Faire entrer ou non le principe de neutralité du réseau dans la loi ? La question centrale est évoquée lors d'une table ronde organisée sur le sujet à Bercy. Après l'initiative de Free de bloquer la publicité pour ses utilisateurs de Freebox V6 suite à l'ajout d'une option en bêta, le débat a repris de la vigueur. L'opérateur a, par la suite, fait marche arrière mais la question reste en suspens.
Interrogé sur le sujet, Benjamin Bayart (président du FAI French Data Network) salue l'initiative de Fleur Pellerin d'inviter les responsables du secteur mais considère qu'il est « curieux que l'on pose la question de la neutralité en 2013, cela fait très longtemps que ces sujets sont recuits, il suffit de lire les rapports déjà faits pour s'en rendre compte. Des débats ont déjà été menés mais les politiques n'ont toujours pas fait leur travail. Mais mettons dans la loi la protection de la liberté d'expression. Une fois que ce point clé est posé voyons ce qui en découle, ce qu'il est possible de faire dans la loi ».
Une position également partagée par le député Christian Paul, dépositaire d'une proposition de loi sur le sujet. Il rappelle la : « nécessité d'inscrire le principe de neutralité dans la loi et de définir des exceptions au besoin. Il est ainsi possible de définir une règle de non-discrimination de principe pour limiter la loi de la jungle et tout le monde gagnerait à rappeler qu'Internet est un bien commun ».
Ce point de principe avait déjà été évoqué par les députés de La Raudière et Erhel lors de la publication d'un rapport sur la question. Le premier article mentionnait alors clairement le besoin d'inscrire ce principe dans la loi. Malgré ce document mais également les récents rapports de l'Arcep et du BEREC (au niveau européen), aucune décision ferme n'a encore été prise sur le sujet.
Pourtant, le besoin est fort estime Octave Klaba, le fondateur d'OVH. Il précise que : « s'il n'y a pas de neutralité, l'innovation ne va pas se faire. Par exemple la VoIP, si un opérateur décide d'en diminuer la qualité, rien ne l'empêche. Par contre il existe des exceptions à la neutralité où il est nécessaire de filtrer, lorsque l'on parle de sécurité en particulier de spam ou lors d'attaques. Enfin, la réglementation juridique existe déjà pour des sites de paris en ligne, par exemple. Chez nous, le peering (interconnexion) est assuré de manière pragmatique, on peer gratuitement avec des opérateurs et il n'y pas de problèmes jusqu'à un certain nombre de données échangées. On a pas d'autre choix que d'augmenter la taille du tuyau en cas d'afflux de demandes. C'est à nous de maintenir la bonne connectique avec Google. Nous n'avons aucun souci jusqu'à 10 -20 Go, mais au-delà, des ajustements sont nécessaires. Il faut donc bien savoir qu'il n'y a pas de problèmes sur d'autres thèmes que la vidéo. Les innovations qui vont suivre portent pourtant sur ce segment comme les Google ou Apple TV, la télévision connectée... »

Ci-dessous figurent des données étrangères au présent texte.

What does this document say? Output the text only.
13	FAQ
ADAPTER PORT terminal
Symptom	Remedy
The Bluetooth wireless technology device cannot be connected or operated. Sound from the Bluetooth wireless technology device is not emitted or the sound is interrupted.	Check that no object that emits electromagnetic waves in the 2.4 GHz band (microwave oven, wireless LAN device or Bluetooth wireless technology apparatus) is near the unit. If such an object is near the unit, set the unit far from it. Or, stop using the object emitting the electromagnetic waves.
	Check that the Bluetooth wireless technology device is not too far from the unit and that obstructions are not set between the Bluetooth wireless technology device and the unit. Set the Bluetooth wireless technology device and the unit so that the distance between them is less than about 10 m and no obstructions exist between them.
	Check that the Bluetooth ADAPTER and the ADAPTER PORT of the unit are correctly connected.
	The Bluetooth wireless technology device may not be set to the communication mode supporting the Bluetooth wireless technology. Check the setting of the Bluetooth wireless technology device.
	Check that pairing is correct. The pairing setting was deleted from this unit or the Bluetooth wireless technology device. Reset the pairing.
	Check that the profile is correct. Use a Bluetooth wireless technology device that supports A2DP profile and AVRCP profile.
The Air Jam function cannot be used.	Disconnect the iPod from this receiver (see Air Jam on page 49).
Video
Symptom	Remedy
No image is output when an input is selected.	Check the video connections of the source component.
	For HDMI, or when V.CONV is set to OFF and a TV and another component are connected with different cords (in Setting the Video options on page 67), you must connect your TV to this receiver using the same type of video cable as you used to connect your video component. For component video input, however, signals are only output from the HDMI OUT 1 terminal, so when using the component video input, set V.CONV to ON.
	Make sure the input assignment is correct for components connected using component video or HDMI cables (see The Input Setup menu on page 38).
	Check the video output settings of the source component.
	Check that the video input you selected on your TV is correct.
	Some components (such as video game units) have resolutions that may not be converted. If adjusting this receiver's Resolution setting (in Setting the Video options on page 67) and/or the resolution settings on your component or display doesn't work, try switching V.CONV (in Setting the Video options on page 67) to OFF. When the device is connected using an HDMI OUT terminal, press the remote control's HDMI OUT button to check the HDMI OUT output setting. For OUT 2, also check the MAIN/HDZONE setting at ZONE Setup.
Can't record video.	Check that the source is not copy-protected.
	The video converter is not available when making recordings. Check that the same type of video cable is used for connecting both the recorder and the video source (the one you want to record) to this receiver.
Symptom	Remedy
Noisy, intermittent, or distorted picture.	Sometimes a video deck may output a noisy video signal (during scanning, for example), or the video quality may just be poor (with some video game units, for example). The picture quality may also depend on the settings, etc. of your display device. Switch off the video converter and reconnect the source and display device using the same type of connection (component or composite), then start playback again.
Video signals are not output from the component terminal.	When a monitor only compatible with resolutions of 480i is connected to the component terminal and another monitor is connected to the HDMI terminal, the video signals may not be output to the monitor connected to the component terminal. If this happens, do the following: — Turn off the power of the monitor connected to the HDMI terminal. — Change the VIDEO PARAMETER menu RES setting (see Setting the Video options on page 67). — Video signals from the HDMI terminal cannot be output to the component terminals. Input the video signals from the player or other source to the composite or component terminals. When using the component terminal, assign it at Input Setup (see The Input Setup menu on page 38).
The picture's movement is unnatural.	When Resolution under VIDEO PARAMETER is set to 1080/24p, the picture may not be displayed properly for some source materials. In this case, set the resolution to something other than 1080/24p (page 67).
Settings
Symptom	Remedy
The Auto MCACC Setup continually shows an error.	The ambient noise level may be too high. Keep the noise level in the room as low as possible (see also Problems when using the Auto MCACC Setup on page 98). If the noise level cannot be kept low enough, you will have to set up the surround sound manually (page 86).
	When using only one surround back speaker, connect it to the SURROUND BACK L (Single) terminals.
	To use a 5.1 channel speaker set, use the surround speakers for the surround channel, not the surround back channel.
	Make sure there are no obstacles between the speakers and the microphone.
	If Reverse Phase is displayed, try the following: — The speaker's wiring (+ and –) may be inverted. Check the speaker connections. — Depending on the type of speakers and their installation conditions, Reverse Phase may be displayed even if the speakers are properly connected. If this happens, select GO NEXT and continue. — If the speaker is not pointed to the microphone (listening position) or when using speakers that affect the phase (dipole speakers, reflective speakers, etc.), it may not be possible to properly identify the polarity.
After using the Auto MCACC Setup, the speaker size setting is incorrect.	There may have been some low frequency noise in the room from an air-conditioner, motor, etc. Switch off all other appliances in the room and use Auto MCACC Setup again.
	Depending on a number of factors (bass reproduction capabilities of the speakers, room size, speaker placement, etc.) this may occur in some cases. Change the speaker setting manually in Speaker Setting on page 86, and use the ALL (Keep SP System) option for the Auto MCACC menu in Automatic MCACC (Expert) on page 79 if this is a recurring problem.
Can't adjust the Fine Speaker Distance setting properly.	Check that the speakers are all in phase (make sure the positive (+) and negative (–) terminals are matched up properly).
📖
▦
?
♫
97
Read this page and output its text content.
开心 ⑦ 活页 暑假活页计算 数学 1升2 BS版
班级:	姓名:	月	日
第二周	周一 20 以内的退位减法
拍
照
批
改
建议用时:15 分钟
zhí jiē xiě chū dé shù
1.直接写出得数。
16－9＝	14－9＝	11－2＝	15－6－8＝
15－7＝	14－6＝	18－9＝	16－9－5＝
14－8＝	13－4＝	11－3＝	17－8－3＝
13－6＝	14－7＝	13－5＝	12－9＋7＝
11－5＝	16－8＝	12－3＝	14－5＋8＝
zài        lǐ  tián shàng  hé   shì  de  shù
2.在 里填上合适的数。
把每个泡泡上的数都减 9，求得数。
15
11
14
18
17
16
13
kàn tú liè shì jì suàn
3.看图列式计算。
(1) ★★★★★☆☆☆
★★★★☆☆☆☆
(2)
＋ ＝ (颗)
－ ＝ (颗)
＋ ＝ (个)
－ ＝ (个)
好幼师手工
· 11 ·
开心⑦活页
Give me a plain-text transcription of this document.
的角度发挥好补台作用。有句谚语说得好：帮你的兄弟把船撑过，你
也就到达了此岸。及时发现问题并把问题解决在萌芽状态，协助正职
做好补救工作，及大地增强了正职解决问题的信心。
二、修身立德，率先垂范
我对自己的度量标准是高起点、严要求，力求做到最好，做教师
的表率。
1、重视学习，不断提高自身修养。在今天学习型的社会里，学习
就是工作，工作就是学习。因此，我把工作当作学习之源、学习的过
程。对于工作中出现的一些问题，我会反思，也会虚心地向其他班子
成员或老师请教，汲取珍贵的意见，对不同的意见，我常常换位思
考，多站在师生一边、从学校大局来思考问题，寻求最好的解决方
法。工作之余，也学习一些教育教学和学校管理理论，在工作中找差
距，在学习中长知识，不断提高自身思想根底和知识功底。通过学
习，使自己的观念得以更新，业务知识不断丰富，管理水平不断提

Fleur Pellerin : « Nous ne pouvons pas tolérer la forme de censure pratiquée par certains marchés d'applications »
Selon les intervenants, il serait donc trompeur de définir la neutralité uniquement du point de vue de sa dimension économique et des « grands acteurs » du secteur, le volet civique devant être moteur de toute nouvelle mesure. Reste pour autant à connaître exactement les pratiques et les accords passés entre opérateurs.
Un point sur lequel Fleur Pellerin entend faire plus de clarté. Elle indique « comprendre les inquiétudes et préoccupations exprimées ce matin, ce qui nourrit notre travail. L'Internet neutre est au cœur d'enjeux majeurs à venir qu'ils soient d'ordre sociaux ou sociétaux car le réseau joue un un rôle fondamental pour l'exercice de la liberté d'expression. Mais, à mon sens, la neutralité du réseau du terminal jusqu'au fournisseur de contenu doit être garantie. Nous ne pouvons pas tolérer la forme de censure censure pratiquée par certains marchés d'applications ».
Ainsi, le « Conseil national du numérique sera consulté pour aborder l'opportunité de légiférer ou non sur la neutralité du réseau dès son installation ce vendredi », ajoute la ministre. Elle considère que si la base de travail existe, des travaux techniques restent à être menés pour examiner les conditions techniques de ces échanges entre géants et opérateurs mais également les garanties actuelles qu'offre de droit français en matière de liberté d'expression.
Le gouvernement rendra à la fin du mois de février sa copie et se positionnera officiellement sur cette épineuse question. C'est à l'occasion de ce séminaire portant sur le numérique, organisé le 28 février, que la décision de légiférer ou non sur le sujet sera prise officiellement.